Chaubey is studying the Committee on Foreign Direct Investment in the U.S., a U.S. American federal government committee that evaluates major foreign investment deals to determine if they might have negative national security implications for the U.S.
“I hope the university realizes that Political Science students can demonstrate their learning and bring together the skills they've learned over four years in academically and professionally beneficial ways through creative projects that go beyond producing academic articles written in an esoteric, [U.S.] American political science format,” said Chaubey. “Not all of us aspire to be Political Science professors or government technocrats, and this should be reflected in our options for capstone,” Chaubey said.
For the administration, there is an equal amount of burden as each capstone project requires the supervision of a mentor. The Department of Social Science suffers from a huge capacity constraint as they have the highest student-to-faculty ratio.
“The main question for the division and for me is about sustainability. [The capstone project] is a life-changing experience and I would love to pursue it but I am not sure if we can do it with the faculty resources that we have, frankly,” said Dean of Social Science Hervé Crès.
He further explained that Social Science professors are given time off from their teaching load depending on the number of capstone students they mentor because of the commitment that is required from their side. Even though the Engineering division has the lowest student-to-faculty ratio, they also offer a similar deal to their professors, given the increase of students opting for an Engineering degree.
Regarding the sustainability of its capstone model, the Department of Arts and Humanities sees a foreseeable change in the structure of how students engage with the capstone project.
“Rather than having a student do a complete production by themselves, which is an extraordinary thing, you could have somebody write it [or] act in it. You could work in a team and put together a larger thing, which is how plays and films are done. Nobody makes a film or play by themselves,” said Dean of Arts and Humanities Robert Young.
He admitted that this would be harder to implement in the Humanities, but still possible since research in the Humanities is increasingly being done in teams.
There are also new initiatives being adopted into a few departments’ capstone project models that look promising and fit the liberal arts ideal of encouraging interdisciplinary studies.
For example, Professors Sophia Kalantzakos and Dale Hudson are spearheading a new initiative titled the eARThumanities Capstone Greenhouse, which will be held in Feb. 2018.
“It will be a workshop designed to help ideas grow in environmentally aware ways. The aim is to help students develop ideas within their current or future academic research or arts practice,” said Hudson. “Faculty will introduce critical vocabulary, offer examples of academic research and arts practice that engage environmentalism, and describe current research or practice.”

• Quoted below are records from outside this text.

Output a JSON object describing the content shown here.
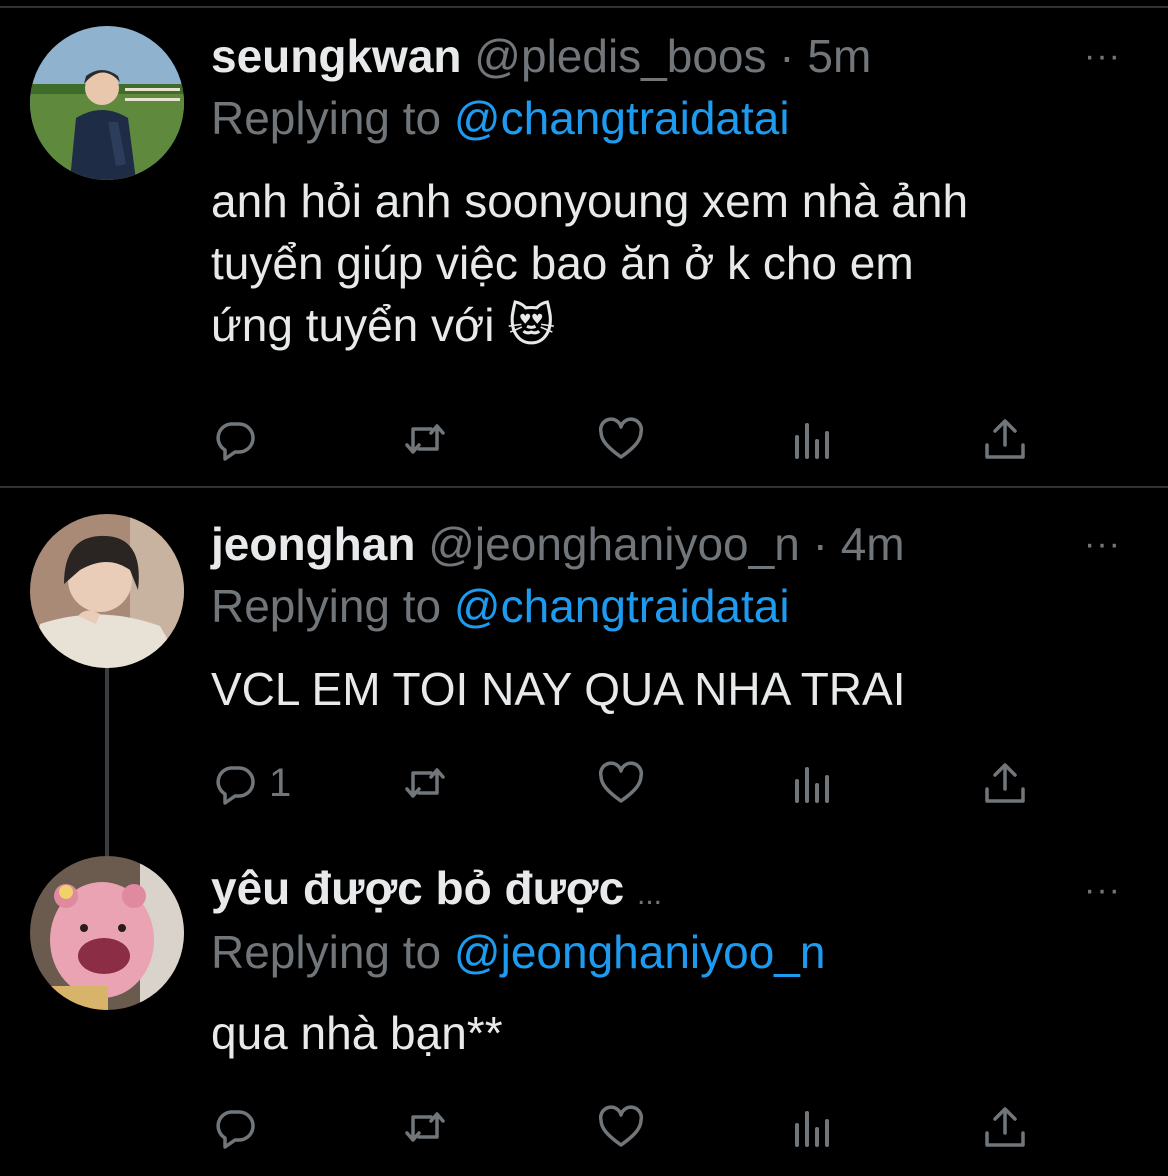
{
  "tweets": [
    {
      "name": "seungkwan",
      "handle": "@pledis_boos",
      "dot": "·",
      "time": "5m",
      "reply_prefix": "Replying to ",
      "reply_to": "@changtraidatai",
      "lines": [
        "anh hỏi anh soonyoung xem nhà ảnh",
        "tuyển giúp việc bao ăn ở k cho em",
        "ứng tuyển với 😻"
      ],
      "more": "···",
      "reply_count": ""
    },
    {
      "name": "jeonghan",
      "handle": "@jeonghaniyoo_n",
      "dot": "·",
      "time": "4m",
      "reply_prefix": "Replying to ",
      "reply_to": "@changtraidatai",
      "lines": [
        "VCL EM TOI NAY QUA NHA TRAI"
      ],
      "more": "···",
      "reply_count": "1"
    },
    {
      "name": "yêu được bỏ được",
      "truncation": "...",
      "reply_prefix": "Replying to ",
      "reply_to": "@jeonghaniyoo_n",
      "lines": [
        "qua nhà bạn**"
      ],
      "more": "···",
      "reply_count": ""
    }
  ],
  "icons": [
    "reply-icon",
    "retweet-icon",
    "like-icon",
    "analytics-icon",
    "share-icon"
  ],
  "colors": {
    "background": "#000000",
    "text": "#e7e9ea",
    "muted": "#71767b",
    "link": "#1d9bf0"
  }
}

This initiative falls under the newly designed Environmental Humanities research division, which seeks to generate “new perspectives on the study of topics in the Anthropocene” through interdisciplinary research and outreach.
While it would be an overstatement to say that the capstone project is critical to the NYUAD undergraduate experience, students have highlighted the varied experience of the process of doing capstones in different divisions.
All of the divisions have proven their flexibility and openness to change by incorporating feedback from students who take on the capstone project and faculty who mentor these students. However, imposing big changes such as making the capstone an optional task is still unknown.